Remember how Katie Couric used her late husband's cancer illness as inspiration to do news features on how to fight cololrectal cancer? She helped millions of people with her colonoscopy information. I would have loved to do WNBC news segments on what I'd learned in how to be a caregiver to a loved one with AIDS. I wanted to. Surely, I was not the only person in the New York area to be in such a position during that dark time. But the door to inclusion was closed to us.
Richard died in June 1994. I stayed at "Weekend TODAY in New York" until I had made enough to pay off his funeral expenses. That was December 1994. The news director called me in for a meeting in early January. He praised my work and my popularity with viewers. Then told me I'd get no new contract, no raise, I'd never go full-time and I'd never move up to NBC network assignments. But he wanted me to stay with his WNBC local show because I was so popular.
I quit. I need to add that all the WNBC news execs there with whom I had high drama have been long gone.
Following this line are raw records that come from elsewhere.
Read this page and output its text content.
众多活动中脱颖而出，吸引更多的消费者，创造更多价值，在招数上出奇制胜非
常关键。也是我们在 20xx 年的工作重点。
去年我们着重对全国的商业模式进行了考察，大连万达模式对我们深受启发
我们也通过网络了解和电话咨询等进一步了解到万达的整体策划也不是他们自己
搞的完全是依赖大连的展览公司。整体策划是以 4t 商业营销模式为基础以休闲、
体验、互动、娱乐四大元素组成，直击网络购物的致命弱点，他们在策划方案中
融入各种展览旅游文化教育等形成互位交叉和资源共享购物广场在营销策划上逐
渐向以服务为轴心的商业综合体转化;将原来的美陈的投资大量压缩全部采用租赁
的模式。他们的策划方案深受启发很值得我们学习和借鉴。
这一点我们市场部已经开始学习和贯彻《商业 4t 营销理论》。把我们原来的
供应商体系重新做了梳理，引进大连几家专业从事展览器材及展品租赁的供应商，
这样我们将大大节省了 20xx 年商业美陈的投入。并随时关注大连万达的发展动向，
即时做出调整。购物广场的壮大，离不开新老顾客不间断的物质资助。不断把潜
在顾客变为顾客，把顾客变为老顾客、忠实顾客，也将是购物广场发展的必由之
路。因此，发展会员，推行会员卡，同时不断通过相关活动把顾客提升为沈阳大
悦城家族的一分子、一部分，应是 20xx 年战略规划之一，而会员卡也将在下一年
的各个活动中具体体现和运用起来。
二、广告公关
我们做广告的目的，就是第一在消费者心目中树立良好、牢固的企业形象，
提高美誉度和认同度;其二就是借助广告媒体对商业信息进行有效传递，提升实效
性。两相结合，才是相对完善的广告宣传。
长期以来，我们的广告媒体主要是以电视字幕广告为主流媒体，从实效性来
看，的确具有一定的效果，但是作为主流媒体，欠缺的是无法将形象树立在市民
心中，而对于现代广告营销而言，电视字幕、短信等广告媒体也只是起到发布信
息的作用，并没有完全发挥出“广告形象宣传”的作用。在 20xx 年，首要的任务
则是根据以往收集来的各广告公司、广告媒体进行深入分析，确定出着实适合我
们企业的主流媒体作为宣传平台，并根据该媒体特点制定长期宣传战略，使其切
Having seen the Neil Patrick Harris interview segment, it's obvious there's a new attitude at NBC. Still, don't think it's always been like that on TV. When you see Andy Cohen, RuPaul's Drag Race, Anderson Cooper, Don Lemon, Robin Roberts, the Ellen DeGeneres show, Ricky Martin, Mayor Pete Buttigieg, and the popular members of the QUEER EYE reboot, remember...that was all a long time comin'. Heck, the majority of the original QUEER EYE FOR THE STRAIGHT GUY run didn't even have a Black gay member. And big name corporate sponsors were not wooing a little show like IN THE LIFE back then.
I thank all the people who helped me open a door. I thank all the people at the Stonewall in 1969 who decided to speak out loud and demand their rights.
Cherish the freedom. Appreciate the inclusion. Don't take it for granted. And have a great PRIDE Month -- before the parade passes by.